TUESDAY, Dec. 27, 2016 (HealthDay News) — Following legalization of marijuana use, perceived harmfulness of marijuana use decreased and marijuana use increased among eighth and 10th graders in Washington State, according to a study published online Dec. 27 in JAMA Pediatrics.
Magdalena Cerdá, Dr.P.H., M.P.H., from the University of California Davis School of Medicine in Sacramento, and colleagues used data from 253,902 students participating in a national survey of students in secondary schools to examine the correlation between the legalization of recreational marijuana use in Washington and Colorado in 2012 and the subsequent perceived harmfulness and use of marijuana.

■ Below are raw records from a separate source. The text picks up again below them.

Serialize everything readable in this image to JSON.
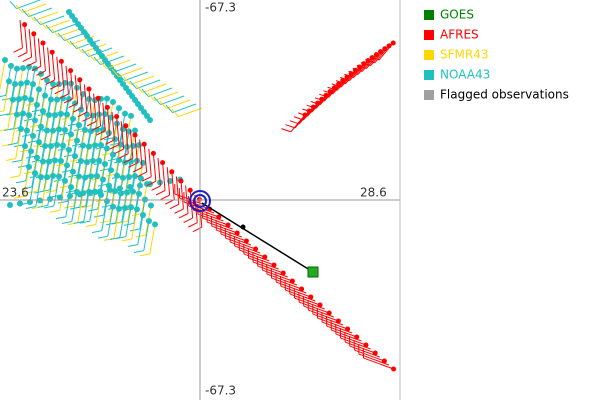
{
  "axis_labels": {
    "top": "-67.3",
    "bottom": "-67.3",
    "right": "28.6",
    "left": "23.6"
  },
  "legend": [
    {
      "label": "GOES",
      "color": "#008000"
    },
    {
      "label": "AFRES",
      "color": "#ff0000"
    },
    {
      "label": "SFMR43",
      "color": "#ffd700"
    },
    {
      "label": "NOAA43",
      "color": "#20c0c0"
    },
    {
      "label": "Flagged observations",
      "color": "#a0a0a0"
    }
  ]
}
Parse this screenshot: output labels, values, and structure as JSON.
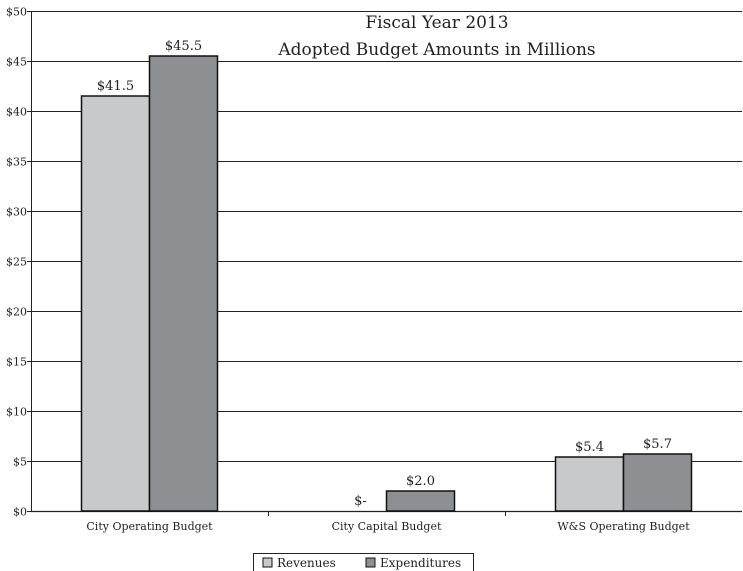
{
  "chart_data": {
    "type": "bar",
    "title": "Fiscal Year 2013",
    "subtitle": "Adopted Budget Amounts in Millions",
    "categories": [
      "City Operating Budget",
      "City Capital Budget",
      "W&S Operating Budget"
    ],
    "series": [
      {
        "name": "Revenues",
        "values": [
          41.5,
          0,
          5.4
        ],
        "labels": [
          "$41.5",
          "$-",
          "$5.4"
        ],
        "color": "#c8c9cb"
      },
      {
        "name": "Expenditures",
        "values": [
          45.5,
          2.0,
          5.7
        ],
        "labels": [
          "$45.5",
          "$2.0",
          "$5.7"
        ],
        "color": "#8e8f92"
      }
    ],
    "ylim": [
      0,
      50
    ],
    "yticks": [
      0,
      5,
      10,
      15,
      20,
      25,
      30,
      35,
      40,
      45,
      50
    ],
    "ytick_labels": [
      "$0",
      "$5",
      "$10",
      "$15",
      "$20",
      "$25",
      "$30",
      "$35",
      "$40",
      "$45",
      "$50"
    ],
    "grid": true,
    "legend_position": "bottom-center"
  }
}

The researchers found that from 2010-2012 to 2013-2015, the perceived harmfulness decreased 14.2 and 16.1 percent among eight and 10th graders, respectively, in Washington, while marijuana use increased 2.0 and 4.1 percent. Among states that did not legalize recreational marijuana use, perceived harmfulness decreased by 4.9 and 7.2 percent, respectively, and use decreased by 1.3 and 0.9 percent, respectively, among eighth and 10th graders. Comparing Washington with states that did not legalize recreational drug use indicated that these differences were significant for perceived harmfulness and for marijuana use. There were no significant differences among 12th graders in Washington or for any of the surveyed grades in Colorado.
“A cautious interpretation of the findings suggests investment in evidence-based adolescent substance use prevention programs in any additional states that may legalize recreational marijuana use,” the authors write.